Once they reach about 12 centimetres in length, they stop feeding and go through a metamorphosis, where they assume their adult bodies. Once the transformation is complete, these juveniles head to the sea, where they attach to host fish.
After they latch onto fish, their tongue drills through the scales and skin of their host and they feed on blood and tissue.
"Very often in their native range in the Atlantic, the sea lamprey will be a true parasite. That is, it might be able to feed off of the fish and not kill the host and then maybe move on to another species."
But in the Great Lakes, the native species aren't large enough to survive their parasitic hitchhikers, and millions of fish have been killed in the process. Gaden said a single sea lamprey can feed and kill off about 40 pounds (about 18 kilograms) of fish in about two years.

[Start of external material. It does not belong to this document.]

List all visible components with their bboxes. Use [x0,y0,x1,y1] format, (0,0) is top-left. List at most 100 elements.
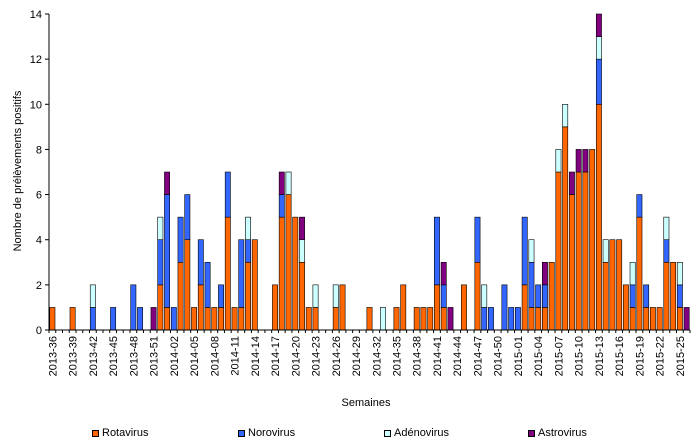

For decades, the Great Lakes Fishery Commission has been working to get control over the lamprey population. Each year, they spread lampricide in waterways to kill the larvae by the millions.
Since their numbers peaked in the mid-1900s, Gaden said the eradication efforts have reduced sea lamprey by 95 per cent, "and that saves well over 110 million pounds [50 million kilograms] of Great Lakes fish a year."
Without such sustained efforts, Gaden said it wouldn't take long for sea lampreys to flourish again. After all, each female is capable of laying between 50,000 and 120,000 eggs. And without any natural predators, the comeback would be swift.
"Sea lamprey are very opportunistic. If you ease up control even briefly, they'll bounce back in [a] matter of a couple of years."